Enterprise Fund Gives Texans' Money to Their Competitors

There would be no better way to get the government “out of the business of picking winners and losers” than to close down the Texas Enterprise Fund and instead expand Texans’ economic freedom.

In 2013 and 2014, then-gubernatorial candidate Greg Abbott expressedskepticism about corporate welfare. His predecessor, Governor Rick Perry, had no such qualms. Perry had established the Texas Enterprise Fund (TEF) in 2003 to help attract out-of-state businesses by dispensing “economic development” incentives. It grew to become the largest closing fund of its kind in the country.

But candidate Abbott wasn’t impressed. He repeatedly worried about corporate welfare cronyism, saying, “government should get out of the business of picking winners and losers.” However, when asked whether this meant he would discontinue the TEF—a program that does just that—the candidate did not directly answer.

Now it appears we know the answer. In his recent State of the State address, now-Governor Abbott called on the legislature to expand the TEF, urging them to allocate $108 million to be used by early 2019.
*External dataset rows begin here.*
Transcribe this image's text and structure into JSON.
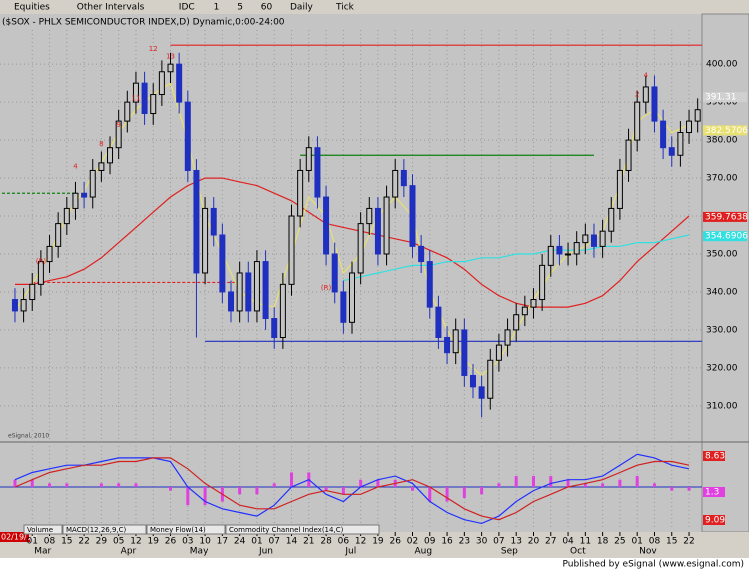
{
  "toolbar": {
    "items": [
      "Equities",
      "Other Intervals",
      "IDC",
      "1",
      "5",
      "60",
      "Daily",
      "Tick"
    ]
  },
  "chart_data": {
    "type": "candlestick",
    "title": "($SOX - PHLX SEMICONDUCTOR INDEX,D) Dynamic,0:00-24:00",
    "watermark": "eSignal, 2010",
    "start_label": "02/19/10",
    "xlim": [
      -1.5,
      79.5
    ],
    "ylim": [
      301,
      409
    ],
    "yticks": [
      {
        "value": 310,
        "label": "310.00"
      },
      {
        "value": 320,
        "label": "320.00"
      },
      {
        "value": 330,
        "label": "330.00"
      },
      {
        "value": 340,
        "label": "340.00"
      },
      {
        "value": 350,
        "label": "350.00"
      },
      {
        "value": 360,
        "label": "360.00"
      },
      {
        "value": 370,
        "label": "370.00"
      },
      {
        "value": 380,
        "label": "380.00"
      },
      {
        "value": 390,
        "label": "390.00"
      },
      {
        "value": 400,
        "label": "400.00"
      }
    ],
    "xticks": [
      {
        "value": 2,
        "label": "01"
      },
      {
        "value": 4,
        "label": "08"
      },
      {
        "value": 6,
        "label": "15"
      },
      {
        "value": 8,
        "label": "22"
      },
      {
        "value": 10,
        "label": "29"
      },
      {
        "value": 12,
        "label": "05"
      },
      {
        "value": 14,
        "label": "12"
      },
      {
        "value": 16,
        "label": "19"
      },
      {
        "value": 18,
        "label": "26"
      },
      {
        "value": 20,
        "label": "03"
      },
      {
        "value": 22,
        "label": "10"
      },
      {
        "value": 24,
        "label": "17"
      },
      {
        "value": 26,
        "label": "24"
      },
      {
        "value": 28,
        "label": "01"
      },
      {
        "value": 30,
        "label": "07"
      },
      {
        "value": 32,
        "label": "14"
      },
      {
        "value": 34,
        "label": "21"
      },
      {
        "value": 36,
        "label": "28"
      },
      {
        "value": 38,
        "label": "06"
      },
      {
        "value": 40,
        "label": "12"
      },
      {
        "value": 42,
        "label": "19"
      },
      {
        "value": 44,
        "label": "26"
      },
      {
        "value": 46,
        "label": "02"
      },
      {
        "value": 48,
        "label": "09"
      },
      {
        "value": 50,
        "label": "16"
      },
      {
        "value": 52,
        "label": "23"
      },
      {
        "value": 54,
        "label": "30"
      },
      {
        "value": 56,
        "label": "07"
      },
      {
        "value": 58,
        "label": "13"
      },
      {
        "value": 60,
        "label": "20"
      },
      {
        "value": 62,
        "label": "27"
      },
      {
        "value": 64,
        "label": "04"
      },
      {
        "value": 66,
        "label": "11"
      },
      {
        "value": 68,
        "label": "18"
      },
      {
        "value": 70,
        "label": "25"
      },
      {
        "value": 72,
        "label": "01"
      },
      {
        "value": 74,
        "label": "08"
      },
      {
        "value": 76,
        "label": "15"
      },
      {
        "value": 78,
        "label": "22"
      }
    ],
    "months": [
      {
        "value": 2,
        "label": "Mar"
      },
      {
        "value": 12,
        "label": "Apr"
      },
      {
        "value": 20,
        "label": "May"
      },
      {
        "value": 28,
        "label": "Jun"
      },
      {
        "value": 38,
        "label": "Jul"
      },
      {
        "value": 46,
        "label": "Aug"
      },
      {
        "value": 56,
        "label": "Sep"
      },
      {
        "value": 64,
        "label": "Oct"
      },
      {
        "value": 72,
        "label": "Nov"
      }
    ],
    "open": [
      338,
      335,
      338,
      342,
      348,
      352,
      358,
      362,
      366,
      365,
      372,
      374,
      378,
      385,
      390,
      395,
      387,
      392,
      398,
      400,
      390,
      372,
      345,
      362,
      355,
      340,
      335,
      345,
      335,
      348,
      333,
      328,
      342,
      360,
      372,
      378,
      365,
      350,
      340,
      332,
      345,
      358,
      362,
      350,
      365,
      372,
      368,
      352,
      348,
      336,
      328,
      324,
      330,
      318,
      315,
      312,
      322,
      326,
      330,
      334,
      336,
      338,
      347,
      352,
      350,
      350,
      353,
      355,
      352,
      356,
      362,
      372,
      380,
      390,
      394,
      385,
      378,
      376,
      382,
      385
    ],
    "high": [
      341,
      341,
      345,
      351,
      355,
      361,
      365,
      369,
      369,
      375,
      377,
      381,
      388,
      393,
      398,
      398,
      395,
      401,
      403,
      403,
      393,
      375,
      365,
      365,
      358,
      343,
      348,
      348,
      351,
      351,
      336,
      345,
      363,
      375,
      381,
      381,
      368,
      353,
      343,
      348,
      361,
      365,
      365,
      368,
      375,
      375,
      371,
      355,
      351,
      339,
      331,
      333,
      333,
      321,
      318,
      325,
      329,
      333,
      337,
      339,
      341,
      350,
      355,
      355,
      353,
      356,
      358,
      358,
      359,
      365,
      375,
      383,
      393,
      397,
      397,
      388,
      381,
      385,
      388,
      391
    ],
    "low": [
      332,
      332,
      335,
      339,
      345,
      349,
      355,
      359,
      362,
      362,
      369,
      371,
      375,
      382,
      387,
      384,
      384,
      389,
      395,
      387,
      369,
      328,
      342,
      352,
      337,
      332,
      332,
      332,
      332,
      330,
      325,
      325,
      339,
      357,
      369,
      362,
      347,
      337,
      329,
      329,
      342,
      355,
      347,
      347,
      362,
      365,
      349,
      345,
      333,
      325,
      321,
      321,
      315,
      312,
      307,
      309,
      319,
      323,
      327,
      331,
      333,
      335,
      344,
      347,
      347,
      347,
      350,
      349,
      349,
      353,
      359,
      369,
      377,
      387,
      382,
      375,
      373,
      373,
      379,
      382
    ],
    "close": [
      335,
      338,
      342,
      348,
      352,
      358,
      362,
      366,
      365,
      372,
      374,
      378,
      385,
      390,
      395,
      387,
      392,
      398,
      400,
      390,
      372,
      345,
      362,
      355,
      340,
      335,
      345,
      335,
      348,
      333,
      328,
      342,
      360,
      372,
      378,
      365,
      350,
      340,
      332,
      345,
      358,
      362,
      350,
      365,
      372,
      368,
      352,
      348,
      336,
      328,
      324,
      330,
      318,
      315,
      312,
      322,
      326,
      330,
      334,
      336,
      338,
      347,
      352,
      350,
      350,
      353,
      355,
      352,
      356,
      362,
      372,
      380,
      390,
      394,
      385,
      378,
      376,
      382,
      385,
      388
    ],
    "up_color": "#000000",
    "down_color": "#1f2fbf",
    "indicator_x": [
      0,
      2,
      4,
      6,
      8,
      10,
      12,
      14,
      16,
      18,
      20,
      22,
      24,
      26,
      28,
      30,
      32,
      34,
      36,
      38,
      40,
      42,
      44,
      46,
      48,
      50,
      52,
      54,
      56,
      58,
      60,
      62,
      64,
      66,
      68,
      70,
      72,
      74,
      76,
      78
    ],
    "overlays": [
      {
        "color": "#e02020",
        "values": [
          342,
          342,
          343,
          344,
          346,
          349,
          353,
          357,
          361,
          365,
          368,
          370,
          370,
          369,
          368,
          366,
          364,
          361,
          358,
          357,
          356,
          355,
          354,
          353,
          351,
          349,
          346,
          342,
          339,
          337,
          336,
          336,
          336,
          337,
          339,
          343,
          348,
          352,
          356,
          360
        ]
      },
      {
        "color": "#e8e070",
        "values": [
          335,
          342,
          350,
          360,
          367,
          374,
          382,
          388,
          392,
          395,
          380,
          360,
          350,
          340,
          337,
          336,
          350,
          365,
          360,
          345,
          350,
          360,
          365,
          360,
          340,
          330,
          322,
          318,
          322,
          330,
          338,
          345,
          350,
          352,
          356,
          368,
          385,
          388,
          382,
          384
        ]
      },
      {
        "color": "#30e0e0",
        "values": [
          null,
          null,
          null,
          null,
          null,
          null,
          null,
          null,
          null,
          null,
          null,
          null,
          null,
          null,
          null,
          null,
          null,
          null,
          null,
          343,
          344,
          345,
          346,
          347,
          347,
          348,
          348,
          349,
          349,
          350,
          350,
          351,
          351,
          351,
          352,
          352,
          353,
          353,
          354,
          355
        ]
      }
    ],
    "levels": [
      {
        "value": 405,
        "color": "#e02020",
        "from": 18,
        "to": 79.5,
        "dash": false
      },
      {
        "value": 366,
        "color": "#108010",
        "from": -1.5,
        "to": 7,
        "dash": true
      },
      {
        "value": 376,
        "color": "#108010",
        "from": 33,
        "to": 67,
        "dash": false
      },
      {
        "value": 342.5,
        "color": "#e02020",
        "from": 2,
        "to": 26,
        "dash": true
      },
      {
        "value": 327,
        "color": "#2030c0",
        "from": 22,
        "to": 79.5,
        "dash": false
      }
    ],
    "price_labels": [
      {
        "value": 391.31,
        "label": "391.31",
        "color": "#d0d0d0",
        "text": "#ffffff"
      },
      {
        "value": 382.5706,
        "label": "382.5706",
        "color": "#e8e070",
        "text": "#ffffff"
      },
      {
        "value": 359.7638,
        "label": "359.7638",
        "color": "#e02020",
        "text": "#ffffff"
      },
      {
        "value": 354.6906,
        "label": "354.6906",
        "color": "#30e0e0",
        "text": "#ffffff"
      }
    ],
    "markers": [
      {
        "x": 16,
        "y": 404,
        "label": "12",
        "color": "#e02020"
      },
      {
        "x": 18,
        "y": 402,
        "label": "13",
        "color": "#e02020"
      },
      {
        "x": 14,
        "y": 391,
        "label": "11",
        "color": "#e02020"
      },
      {
        "x": 12,
        "y": 384,
        "label": "9",
        "color": "#e02020"
      },
      {
        "x": 10,
        "y": 379,
        "label": "8",
        "color": "#e02020"
      },
      {
        "x": 7,
        "y": 373,
        "label": "4",
        "color": "#e02020"
      },
      {
        "x": 3,
        "y": 348,
        "label": "(R)",
        "color": "#e02020"
      },
      {
        "x": 36,
        "y": 341,
        "label": "(R)",
        "color": "#e02020"
      },
      {
        "x": 73,
        "y": 397,
        "label": "4",
        "color": "#e02020"
      },
      {
        "x": 72,
        "y": 392,
        "label": "2",
        "color": "#e02020"
      }
    ],
    "macd": {
      "ylim": [
        -11,
        11
      ],
      "lines": [
        {
          "color": "#2030ff",
          "values": [
            2,
            4,
            5,
            6,
            6,
            7,
            8,
            8,
            8,
            7,
            0,
            -4,
            -6,
            -7,
            -8,
            -5,
            0,
            2,
            -2,
            -4,
            0,
            2,
            3,
            1,
            -4,
            -7,
            -9,
            -10,
            -8,
            -4,
            -1,
            1,
            2,
            2,
            3,
            6,
            9,
            8,
            6,
            5
          ]
        },
        {
          "color": "#d02020",
          "values": [
            0,
            2,
            4,
            5,
            6,
            6,
            7,
            7,
            8,
            8,
            5,
            1,
            -2,
            -5,
            -6,
            -6,
            -4,
            -2,
            -1,
            -2,
            -2,
            0,
            1,
            2,
            0,
            -3,
            -6,
            -8,
            -9,
            -7,
            -4,
            -2,
            0,
            1,
            2,
            4,
            6,
            7,
            7,
            6
          ]
        }
      ],
      "hist": {
        "color": "#e040e0",
        "values": [
          2,
          2,
          1,
          1,
          0,
          1,
          1,
          1,
          0,
          -1,
          -5,
          -5,
          -4,
          -2,
          -2,
          1,
          4,
          4,
          -1,
          -2,
          2,
          2,
          2,
          -1,
          -4,
          -4,
          -3,
          -2,
          1,
          3,
          3,
          3,
          2,
          1,
          1,
          2,
          3,
          1,
          -1,
          -1
        ]
      },
      "labels": [
        {
          "label": "8.63",
          "color": "#e02020"
        },
        {
          "label": "1.3",
          "color": "#e040e0"
        },
        {
          "label": "9.09",
          "color": "#e02020"
        }
      ]
    },
    "tabs": [
      "Volume",
      "MACD(12,26,9,C)",
      "Money Flow(14)",
      "Commodity Channel Index(14,C)"
    ]
  },
  "footer": "Published by eSignal (www.esignal.com)"
}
Though programs like the TEF make little economic sense, they make perfect political sense. They allow politicians to bestow benefits on a small but organized (and thus powerful) set of interest groups, while spreading the costs across a broad but unorganized set of taxpayers, consumers, and business owners.

The TEF has long been dogged by accusations of misuse. A September 2014 audit discovered a lack of accountability between 2003 and 2013, as officials awarded $172 million outside of formal channels and failed to verify whether recipients actually created the jobs they promised.

Even if the TEF had a clean record, the policy itself is counterproductive.

Texans have spent an astounding $609 million on business subsidies since the inception of the program. The same amount of money could have fully funded the K-12 education of 5,000 students or repaved 500 miles of highway from Lubbock to Corpus Christi.

What might have happened if $609 million had not been collected from taxpayers at all? Imagine how many valuable local jobs the individuals and businesses who footed the bill could have created over the past 14 years had they faced a lower tax rate. And because all taxation involves what economists call “excess burden,” those who paid the tax bills actually lost more money than TEF’s beneficiaries gained.

Abbott argues that “having a deal-closing fund can be an effective tool in keeping Texas competitive.” In reality, the fund is quintessentially anticompetitive, tilting the playing field toward those who know how to work the political system and away from those who don’t.

If yours is a homegrown Texas business, your tax dollars go to your potential competitors.

To make matters worse, corporate subsidies encourage Texans to specialize in the wrong industries. If a business would not locate in Texas but for the subsidies, that suggests that Texas is not well-suited for it, and that Texans could be more prosperous focusing on another pursuit.

Moreover, those firms that are enticed to relocate for government cash are just the sort that are likely to skip town when a better deal comes along.

The numbers don’t lie: A review of dozens of empirical studies shows that these types of programs simply do not produce the sort of widespread prosperity that their proponents claim. As one recent report put it, business incentives “are excessively costly and may not have the promised effects.”

When asked about the TEF and how to ensure long-term prosperity for Texans, then-candidate Abbott had a wise answer: “Good tax structure,” he said, is the best incentive for business in Texas. Indeed, a good tax and regulatory environment, and a general respect for citizens’ economic freedom, are much better bets than corporate welfare. Hundreds of studies have now documented the direct association between greater economic freedom and higher standards of living.

There would be no better way to get the government “out of the business of picking winners and losers” than to close down the Texas Enterprise Fund and instead expand Texans’ economic freedom.